At that point the interest-only payment option vanishes and payments must include interest and principal. Terms vary, but full amortization can mean substantially larger payments, especially for those who've been paying interest only during the draw period. They could encounter several hazards:

  1. Payment Shock
    "An increasing number of home equity lines of credit have gone from interest only to fully amortizing. This results in a payment shock for some borrowers who must adjust to paying down the principal, along with the interest," ABA's Chessen said.
  2. Interest Rate Shock
    The higher payment stems not only from the combined interest and principal payment, but also, likely, a higher interest rate.

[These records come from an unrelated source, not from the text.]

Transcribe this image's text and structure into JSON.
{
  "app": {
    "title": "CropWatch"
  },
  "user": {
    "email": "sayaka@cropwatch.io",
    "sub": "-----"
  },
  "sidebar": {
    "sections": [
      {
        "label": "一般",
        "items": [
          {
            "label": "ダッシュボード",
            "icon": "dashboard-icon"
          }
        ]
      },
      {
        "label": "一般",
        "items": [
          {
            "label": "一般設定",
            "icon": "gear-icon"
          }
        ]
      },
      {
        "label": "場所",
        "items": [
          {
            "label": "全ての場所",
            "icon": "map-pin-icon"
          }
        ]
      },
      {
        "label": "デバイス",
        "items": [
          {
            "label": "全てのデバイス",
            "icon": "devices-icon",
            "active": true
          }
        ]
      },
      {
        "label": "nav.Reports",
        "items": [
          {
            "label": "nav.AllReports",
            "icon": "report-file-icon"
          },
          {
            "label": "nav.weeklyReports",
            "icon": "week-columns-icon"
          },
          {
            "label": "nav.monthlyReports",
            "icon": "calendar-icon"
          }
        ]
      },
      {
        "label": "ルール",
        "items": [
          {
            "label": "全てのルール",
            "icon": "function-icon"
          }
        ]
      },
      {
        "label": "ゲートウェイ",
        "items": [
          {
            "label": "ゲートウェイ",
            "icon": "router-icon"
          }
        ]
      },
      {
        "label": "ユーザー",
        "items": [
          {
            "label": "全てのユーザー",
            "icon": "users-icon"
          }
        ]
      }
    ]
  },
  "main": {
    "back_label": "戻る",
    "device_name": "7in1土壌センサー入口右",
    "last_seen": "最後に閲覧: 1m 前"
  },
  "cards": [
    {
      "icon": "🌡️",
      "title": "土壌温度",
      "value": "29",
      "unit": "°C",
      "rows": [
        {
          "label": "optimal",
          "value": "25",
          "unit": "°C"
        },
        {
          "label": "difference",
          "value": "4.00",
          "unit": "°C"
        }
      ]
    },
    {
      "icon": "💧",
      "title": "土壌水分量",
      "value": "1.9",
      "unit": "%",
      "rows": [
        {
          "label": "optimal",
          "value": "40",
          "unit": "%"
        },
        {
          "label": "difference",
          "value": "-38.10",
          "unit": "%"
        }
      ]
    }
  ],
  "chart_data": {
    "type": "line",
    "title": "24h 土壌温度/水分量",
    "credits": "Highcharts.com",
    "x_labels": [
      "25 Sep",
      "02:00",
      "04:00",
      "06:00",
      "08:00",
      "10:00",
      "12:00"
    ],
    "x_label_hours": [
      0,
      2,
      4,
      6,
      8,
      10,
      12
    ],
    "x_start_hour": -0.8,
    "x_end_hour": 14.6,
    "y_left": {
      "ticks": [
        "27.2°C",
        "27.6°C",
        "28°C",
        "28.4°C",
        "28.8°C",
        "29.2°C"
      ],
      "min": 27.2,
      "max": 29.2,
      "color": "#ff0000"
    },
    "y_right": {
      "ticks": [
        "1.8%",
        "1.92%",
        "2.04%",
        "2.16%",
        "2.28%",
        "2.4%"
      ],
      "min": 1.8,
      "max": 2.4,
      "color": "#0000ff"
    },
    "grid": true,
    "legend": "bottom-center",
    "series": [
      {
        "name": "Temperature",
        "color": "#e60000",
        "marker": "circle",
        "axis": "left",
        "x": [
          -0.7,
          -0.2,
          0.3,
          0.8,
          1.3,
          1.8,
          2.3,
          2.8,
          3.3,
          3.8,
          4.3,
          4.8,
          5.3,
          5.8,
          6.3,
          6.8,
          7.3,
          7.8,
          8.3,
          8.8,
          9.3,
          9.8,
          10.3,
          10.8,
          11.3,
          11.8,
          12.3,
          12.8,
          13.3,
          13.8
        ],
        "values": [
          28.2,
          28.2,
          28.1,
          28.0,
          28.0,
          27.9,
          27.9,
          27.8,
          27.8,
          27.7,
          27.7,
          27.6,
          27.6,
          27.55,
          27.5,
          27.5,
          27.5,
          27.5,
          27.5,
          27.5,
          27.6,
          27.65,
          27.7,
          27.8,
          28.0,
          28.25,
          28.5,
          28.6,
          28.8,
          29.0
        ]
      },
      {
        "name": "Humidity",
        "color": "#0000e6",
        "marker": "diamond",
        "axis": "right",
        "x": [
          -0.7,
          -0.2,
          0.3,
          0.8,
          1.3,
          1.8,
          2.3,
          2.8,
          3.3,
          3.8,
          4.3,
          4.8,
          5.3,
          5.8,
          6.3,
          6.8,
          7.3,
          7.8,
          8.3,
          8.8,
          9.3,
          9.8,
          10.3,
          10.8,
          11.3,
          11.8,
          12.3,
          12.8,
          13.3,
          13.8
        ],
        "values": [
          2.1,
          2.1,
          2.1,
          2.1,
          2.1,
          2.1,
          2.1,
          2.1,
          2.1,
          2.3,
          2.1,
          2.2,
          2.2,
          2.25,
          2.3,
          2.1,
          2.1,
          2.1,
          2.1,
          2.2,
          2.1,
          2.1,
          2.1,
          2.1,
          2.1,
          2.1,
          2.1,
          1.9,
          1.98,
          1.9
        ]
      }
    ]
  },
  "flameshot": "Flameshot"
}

Interest rates have been at or near record lows for nearly two years and are now on the rise. Also, lenders may compensate their risk for carrying the HELOC by raising rates and lowering loan limits.
  3. Balloon Shock
    With some HELOCs the outstanding balance is due at the end of a draw, resulting in a balloon payment many can't afford. Homeowners who don't have enough equity to refinance could be out of luck.

There are some programs to help homeowners troubled by second mortgages, including HELOCs. However, unless there is a lot of home equity to work with, risk-adverse lenders might not grant a new loan.


The ABA says borrowers having trouble paying HELOCs or other debts shouldn't stick their heads in the sand and should take action promptly. Here are their recommendations:

  1. Sit down and talk with lenders. The sooner you seek help, the more options you have.
  2. Stop withdrawing money and charging purchases you can afford. Solve your financial problems.
  3. Consider putting the spouse to work or getting a second part-time job.
  4. Avoid bankruptcy. It's a short-term solution with long-term consequences.
  5. Contact a credit counselor from the U.S. Department of Housing and Urban Development (HUD), the National Foundation For Credit Counseling (Consumer Credit Counseling Service) or other HUD certified agencies.

If you have a HELOC and you're concerned about its interest rate increasing, consider converting it to a fixed rate home equity loan (some HELOCs have provisions that allow this) or refinancing it to a fixed rate home equity loan.